The desensitizing sameness I’ve noticed on the road is not a coincidence. The nonprofit Media Access Project, which provides legal support for independent radio, reports that in the aftermath of the 1996 Telecommunications Act, the total number of radio station owners has dropped by a third. Radio behemoth Clear Channel alone now operates over 1200 stations, and in most markets, four or fewer companies control more than seventy percent of total market share. By 2003, the average cost of a conventional radio license had grown to more than $2.5 million.
In 2000, with radio rapidly turning into a tame game played by multimillionaires, the Federal Communications Commission experienced an outburst of common sense. That year, the FCC set up rules that were designed to authorize thousands of noncommercial Low Power FM (LPFM) stations to serve communities at a fraction of the costs of a conventional station. But sadly, Congress several months later succumbed to lobbying pressure from the National Association of Broadcasters, leaving LPFM literally stuck between stations.
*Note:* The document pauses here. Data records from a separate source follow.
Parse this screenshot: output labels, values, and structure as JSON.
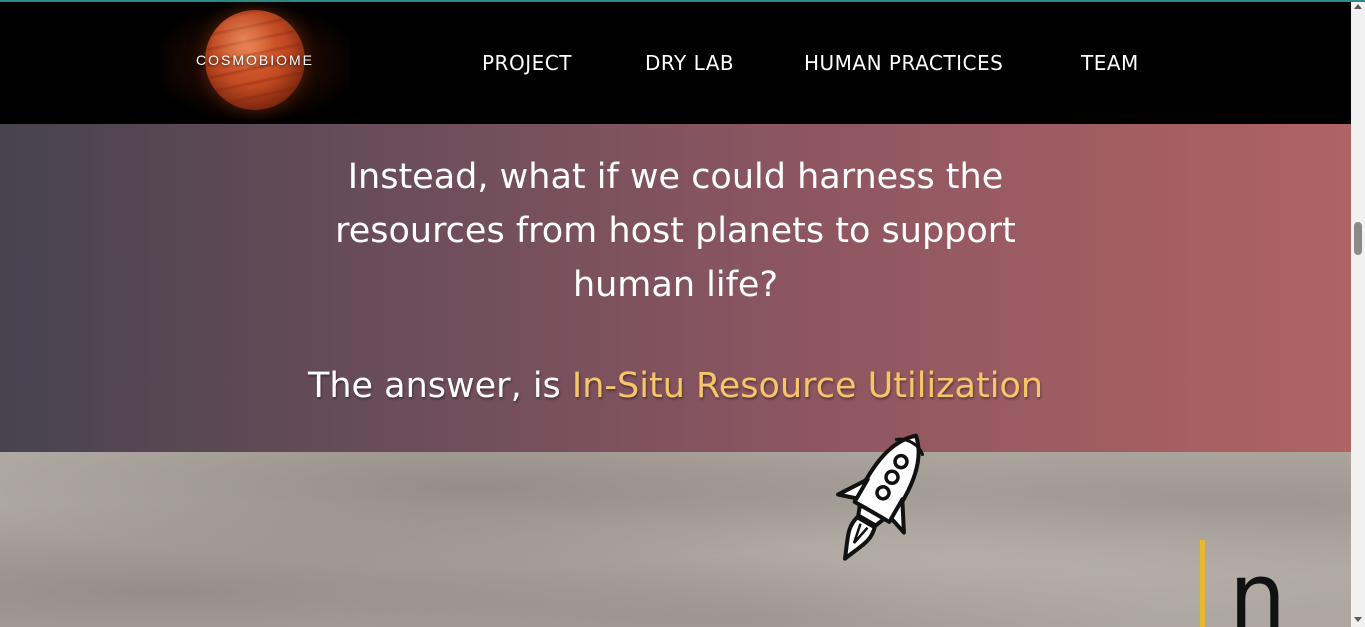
{
  "logo": {
    "text": "COSMOBIOME"
  },
  "nav": {
    "items": [
      {
        "label": "PROJECT"
      },
      {
        "label": "DRY LAB"
      },
      {
        "label": "HUMAN PRACTICES"
      },
      {
        "label": "TEAM"
      }
    ]
  },
  "hero": {
    "question_lines": [
      "Instead, what if we could harness the",
      "resources from host planets to support",
      "human life?"
    ],
    "answer_prefix": "The answer, is ",
    "answer_highlight": "In-Situ Resource Utilization"
  },
  "surface": {
    "typed_letter": "n"
  },
  "colors": {
    "highlight": "#f7c56a",
    "gradient_start": "#47434f",
    "gradient_end": "#b06363",
    "typing_cursor": "#e7b92e"
  },
  "icons": {
    "rocket": "rocket-icon"
  }
}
The resulting law, sneaked into an unrelated appropriations bill, effectively barred LPFM from the 50 largest media markets in the country, by requiring these new stations to stay at least four intervals on the radio dial (0.6 megahertz) from existing full-power stations. And in a twist on Elvis Costello’s prediction in “Radio Radio,” radio is now in the hands of a shrinking number of fools “trying to anesthetize the way that you feel.”